Nepal has called for international aid, and is urging aid groups to divert their resources from other programming. The UN in Nepal this month released an $84 million appeal to fill gaps in the healthcare system and address a wider crisis sparked by new lockdowns and lost wages.

But humanitarian funding – in the pandemic’s second year – is stretched across the globe. Aid groups in Nepal say there’s little new money available as needs rise, and local NGOs in particular are feeling the budget pressure even as they respond closest to the ground.



Packed hospitals, funding shortfalls

Nepal’s coronavirus front line crosses areas like Banke district in the country’s mid-west. Its emergency wards are filled with patients – many who stream in from remote areas outside the district.
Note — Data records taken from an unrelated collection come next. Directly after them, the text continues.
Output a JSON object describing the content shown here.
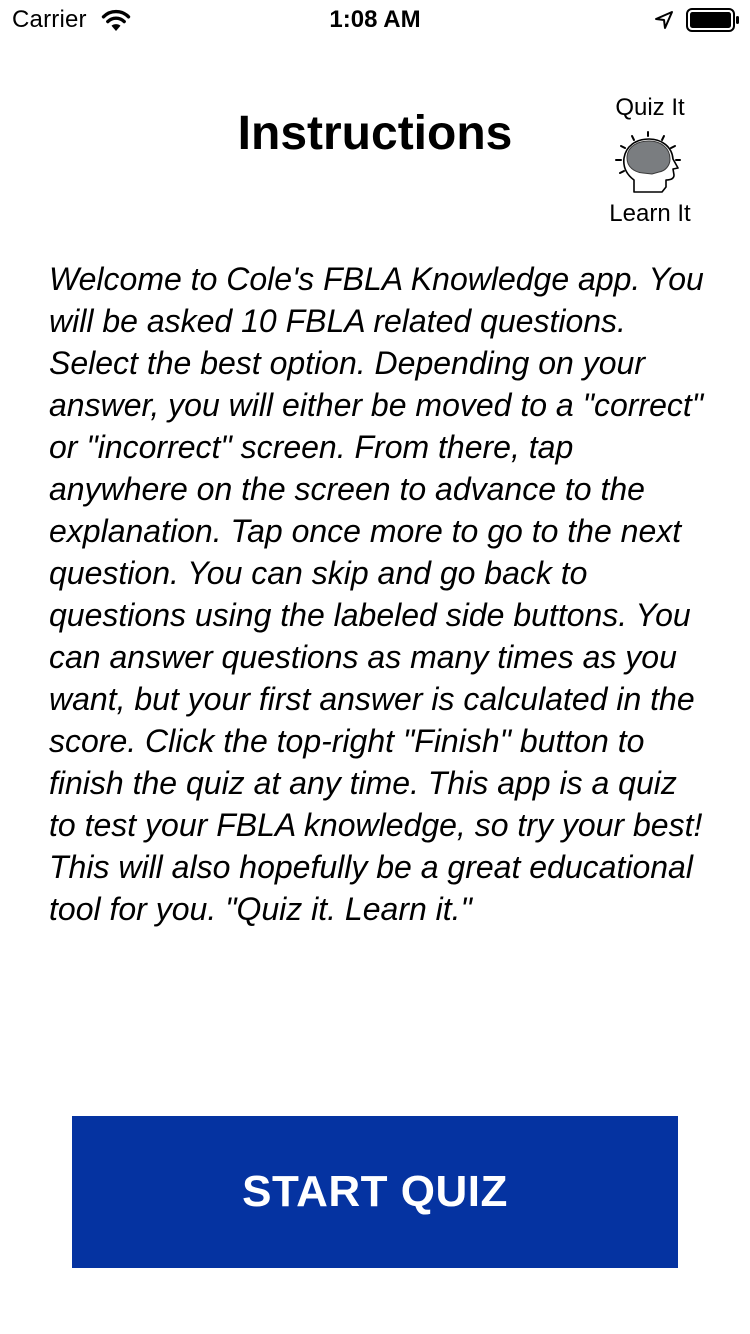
{
  "status_bar": {
    "carrier": "Carrier",
    "time": "1:08 AM",
    "icons": [
      "wifi-icon",
      "location-arrow-icon",
      "battery-icon"
    ]
  },
  "header": {
    "title": "Instructions",
    "logo": {
      "top_text": "Quiz It",
      "bottom_text": "Learn It",
      "icon": "brain-head-icon"
    }
  },
  "instructions": {
    "text": "Welcome to Cole's FBLA Knowledge app. You will be asked 10 FBLA related questions. Select the best option. Depending on your answer, you will either be moved to a \"correct\" or \"incorrect\" screen. From there, tap anywhere on the screen to advance to the explanation. Tap once more to go to the next question. You can skip and go back to questions using the labeled side buttons. You can answer questions as many times as you want, but your first answer is calculated in the score. Click the top-right \"Finish\" button to finish the quiz at any time. This app is a quiz to test your FBLA knowledge, so try your best! This will also hopefully be a great educational tool for you. \"Quiz it. Learn it.\""
  },
  "start_button": {
    "label": "START QUIZ",
    "color": "#0533a1"
  }
}
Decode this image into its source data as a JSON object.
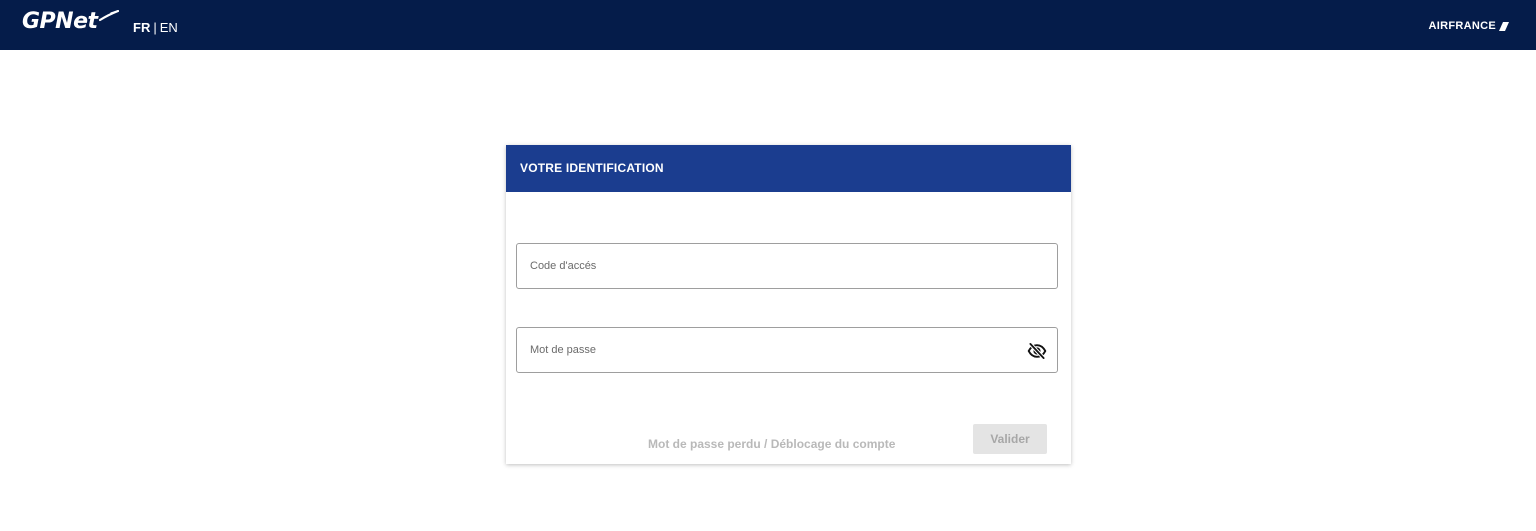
{
  "header": {
    "logo_text": "GPNet",
    "lang_fr": "FR",
    "lang_separator": "|",
    "lang_en": "EN",
    "brand_text": "AIRFRANCE",
    "background_color": "#051c4a"
  },
  "login": {
    "title": "VOTRE IDENTIFICATION",
    "header_color": "#1b3d8f",
    "access_code": {
      "placeholder": "Code d'accés",
      "value": ""
    },
    "password": {
      "placeholder": "Mot de passe",
      "value": "",
      "toggle_icon": "eye-off-icon"
    },
    "forgot_link": "Mot de passe perdu / Déblocage du compte",
    "submit_label": "Valider"
  }
}
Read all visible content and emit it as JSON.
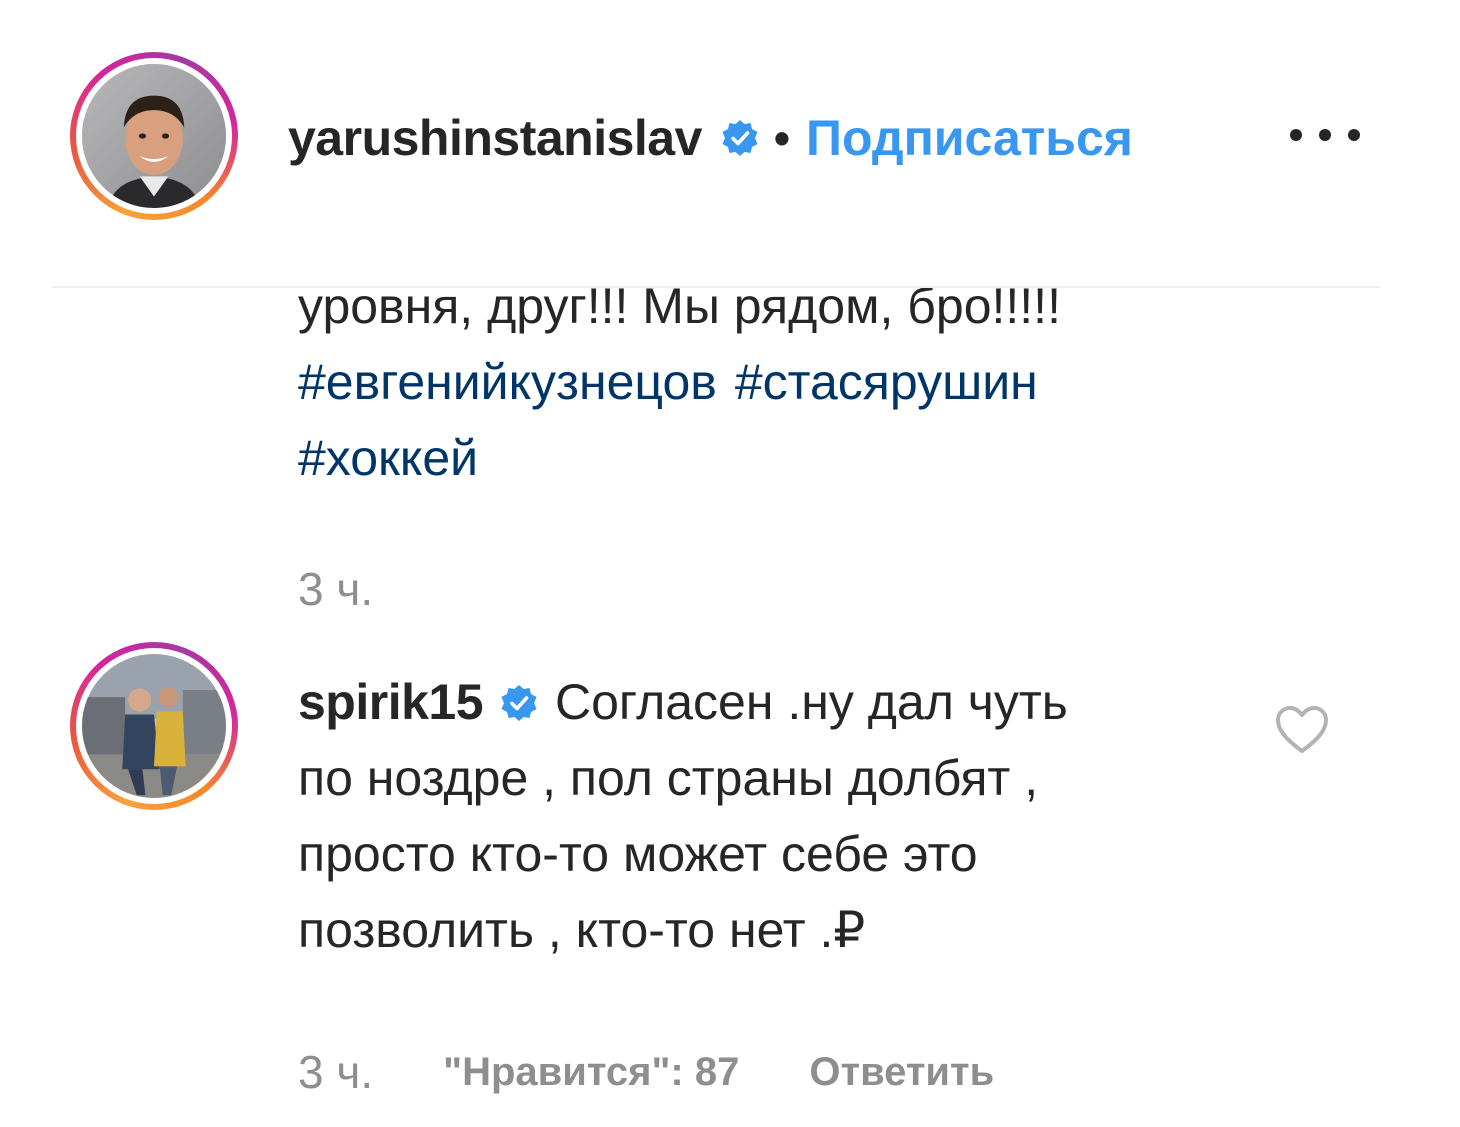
{
  "post_header": {
    "username": "yarushinstanislav",
    "verified_icon": "verified-badge-icon",
    "separator": "•",
    "follow_label": "Подписаться",
    "more_icon": "more-options-icon"
  },
  "caption": {
    "lines": [
      "уровня, друг!!! Мы рядом, бро!!!!!"
    ],
    "hashtags_line1": [
      "#евгенийкузнецов",
      "#стасярушин"
    ],
    "hashtags_line2": [
      "#хоккей"
    ],
    "time": "3 ч."
  },
  "comment": {
    "username": "spirik15",
    "verified_icon": "verified-badge-icon",
    "lines": [
      "Согласен .ну дал чуть",
      "по ноздре , пол страны долбят ,",
      "просто кто-то может себе это",
      "позволить , кто-то нет .₽"
    ],
    "like_icon": "heart-outline-icon",
    "time": "3 ч.",
    "likes_label": "\"Нравится\": 87",
    "reply_label": "Ответить"
  },
  "colors": {
    "text": "#262626",
    "link_blue": "#3897f0",
    "hashtag": "#003569",
    "muted": "#8e8e8e",
    "verified": "#3897f0"
  }
}
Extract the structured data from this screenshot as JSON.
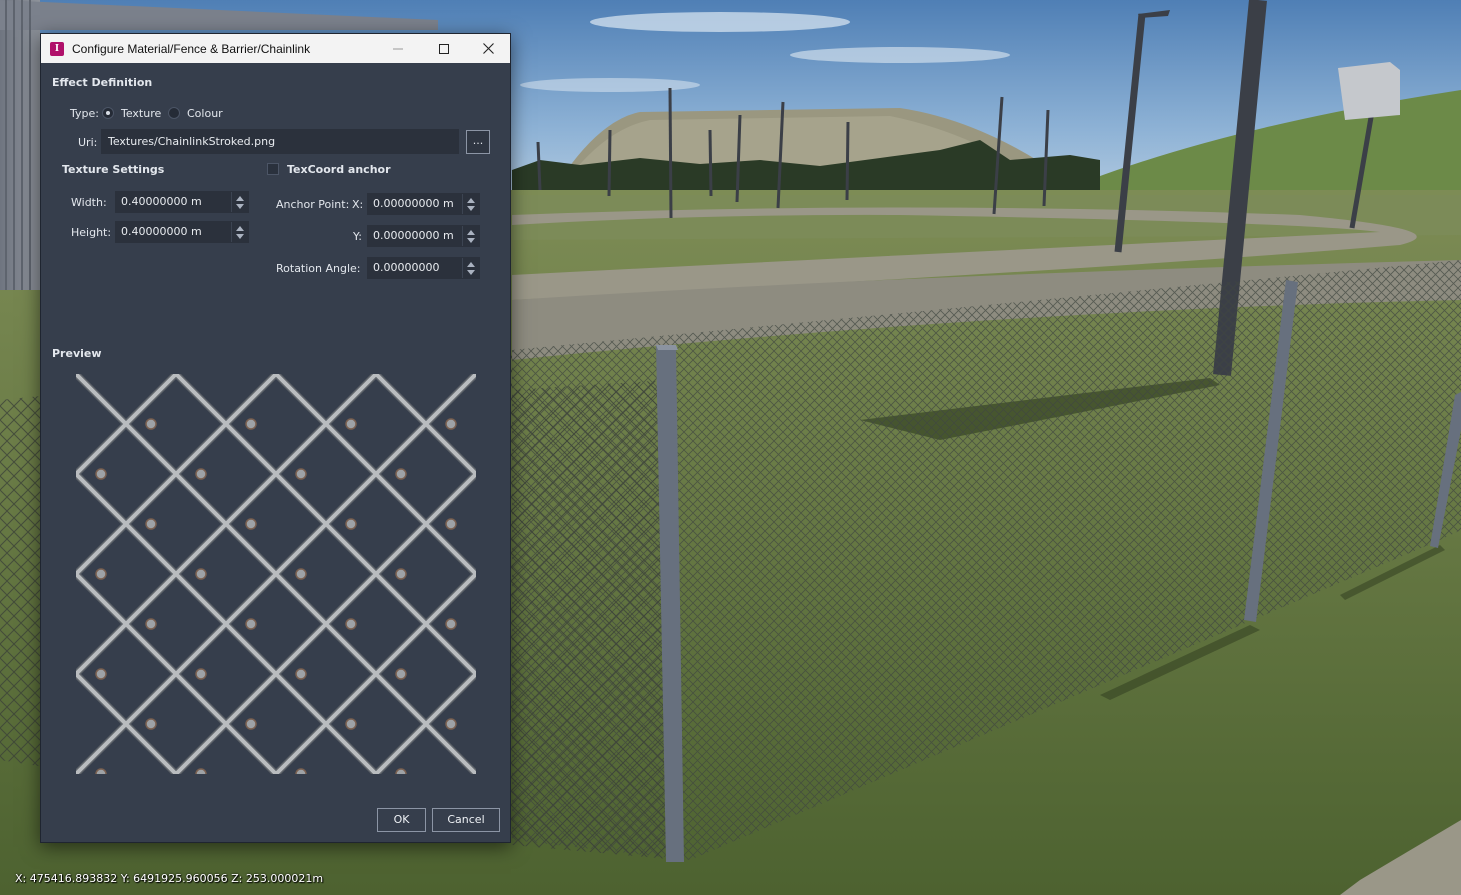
{
  "window": {
    "title": "Configure Material/Fence & Barrier/Chainlink"
  },
  "effect": {
    "heading": "Effect Definition",
    "type_label": "Type:",
    "type_options": [
      "Texture",
      "Colour"
    ],
    "selected_type": "Texture",
    "uri_label": "Uri:",
    "uri_value": "Textures/ChainlinkStroked.png",
    "browse_label": "..."
  },
  "texture": {
    "heading": "Texture Settings",
    "width_label": "Width:",
    "width_value": "0.40000000 m",
    "height_label": "Height:",
    "height_value": "0.40000000 m"
  },
  "texcoord": {
    "heading": "TexCoord anchor",
    "checked": false,
    "anchor_point_label": "Anchor Point:",
    "x_label": "X:",
    "x_value": "0.00000000 m",
    "y_label": "Y:",
    "y_value": "0.00000000 m",
    "rotation_label": "Rotation Angle:",
    "rotation_value": "0.00000000"
  },
  "preview": {
    "heading": "Preview"
  },
  "buttons": {
    "ok": "OK",
    "cancel": "Cancel"
  },
  "status": {
    "coordinates": "X: 475416.893832 Y: 6491925.960056 Z: 253.000021m"
  },
  "colors": {
    "dialog_bg": "#363e4c",
    "field_bg": "#2b313c",
    "sky": "#8fb3d6",
    "grass": "#55692f",
    "app_icon": "#b0106a"
  }
}
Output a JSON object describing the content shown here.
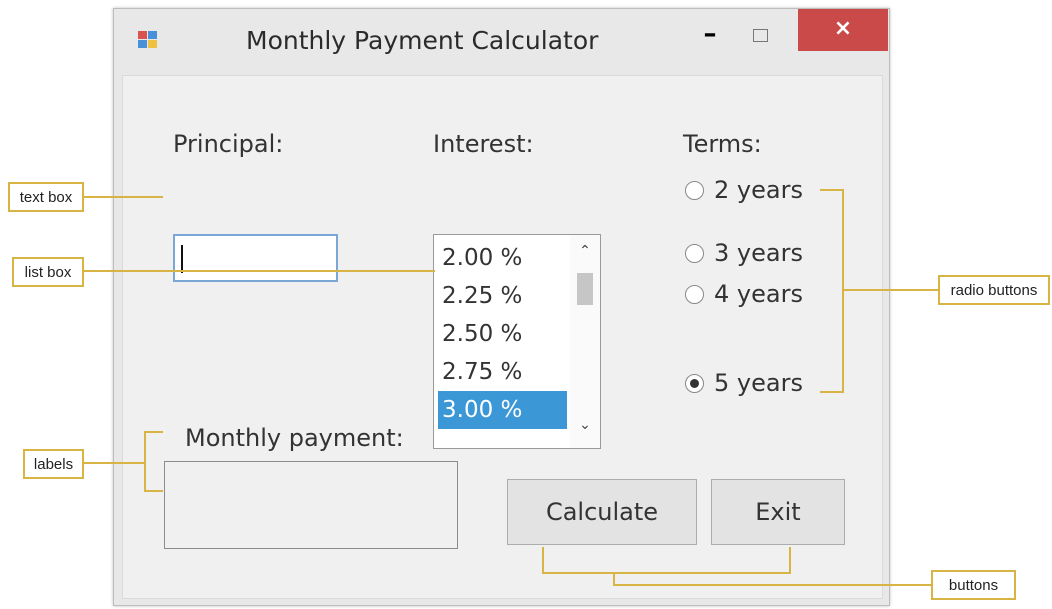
{
  "window": {
    "title": "Monthly Payment Calculator",
    "minimize_glyph": "–",
    "close_glyph": "×"
  },
  "form": {
    "principal_label": "Principal:",
    "principal_value": "",
    "interest_label": "Interest:",
    "interest_options": [
      "2.00 %",
      "2.25 %",
      "2.50 %",
      "2.75 %",
      "3.00 %"
    ],
    "interest_selected": "3.00 %",
    "terms_label": "Terms:",
    "terms": [
      {
        "label": "2 years",
        "checked": false
      },
      {
        "label": "3 years",
        "checked": false
      },
      {
        "label": "4 years",
        "checked": false
      },
      {
        "label": "5 years",
        "checked": true
      }
    ],
    "monthly_payment_label": "Monthly payment:",
    "monthly_payment_value": "",
    "calculate_label": "Calculate",
    "exit_label": "Exit"
  },
  "callouts": {
    "text_box": "text box",
    "list_box": "list box",
    "labels": "labels",
    "radio_buttons": "radio buttons",
    "buttons": "buttons"
  },
  "colors": {
    "close_button": "#c94a48",
    "selection": "#3c97d6",
    "callout_line": "#d7b443"
  }
}
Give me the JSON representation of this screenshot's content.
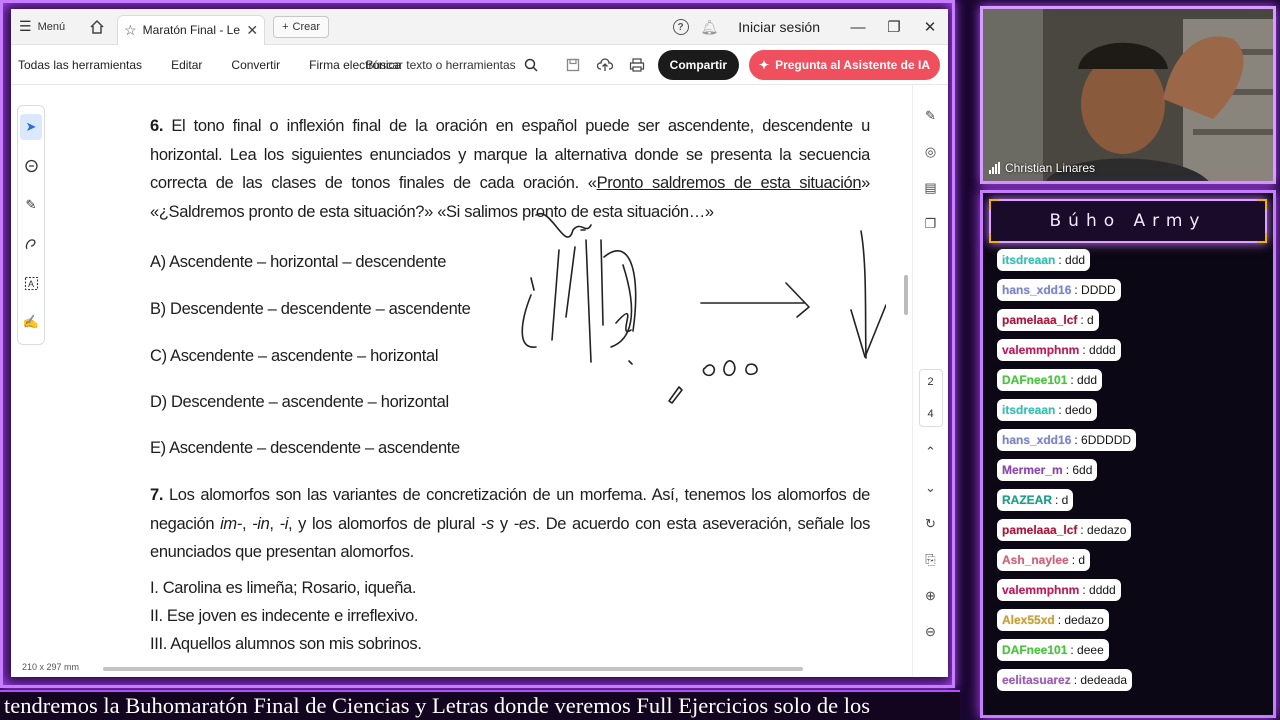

“Sometimes, beds are not available in the hospital. So patients are living on the ground outside, waiting for treatment,” said Dammar Sunar, who heads the Bheri Environmental Excellence Group, a local NGO that has pivoted to helping the health system source equipment and supplies during the second wave.

Last week, patient queues dipped enough that 26 of the district’s roughly 850 beds were available, Sunar said, but he worries the situation won’t stabilise for weeks.

The district shares a long and porous border with India. Thousands of migrant workers returned home to Nepal as India’s second wave grew, but local municipalities were slow to set up border screening and quarantine centres.

“Due to the unavailability of quarantine and holding centres, people who came from India go directly to their homes,” Sunar said. “They could not apply any health protocols or protective measures, which resulted in people who do not have any travel history becoming affected.”

“We’re not learning from our past experience. We’re not being well-prepared.”

Despite the seriousness of the situation, humanitarian NGOs say donors have been cautious about promising new funding.

“What we have heard so far [from donors] is that there’s positive inclination, but also, at the same time, there’s a lack of resources,” Sherpa said. “Globally, the aid is shrinking.”

Instead, many groups are shifting existing funding around: revising ongoing projects and moving already committed money towards emergency health responses. 

This trickles down to local NGOs, who receive the bulk of their funds through larger international groups rather than directly from donors. Sunar said several local organisations he knows have seen their budgets diverted or cut. “Funding is the biggest concern for local organisations,” he said.

Human Rights Watch said both the government and aid groups were slow to prepare for what should have been seen as an inevitable second wave.

Sherpa said the severity of today’s healthcare shortages was preventable, given how coronavirus waves have hit other nations.

“We saw how it went in Europe, and also in South Asian countries,” she said. “This is the problem of health governance. We’re not learning from our past experience. We’re not being well-prepared.”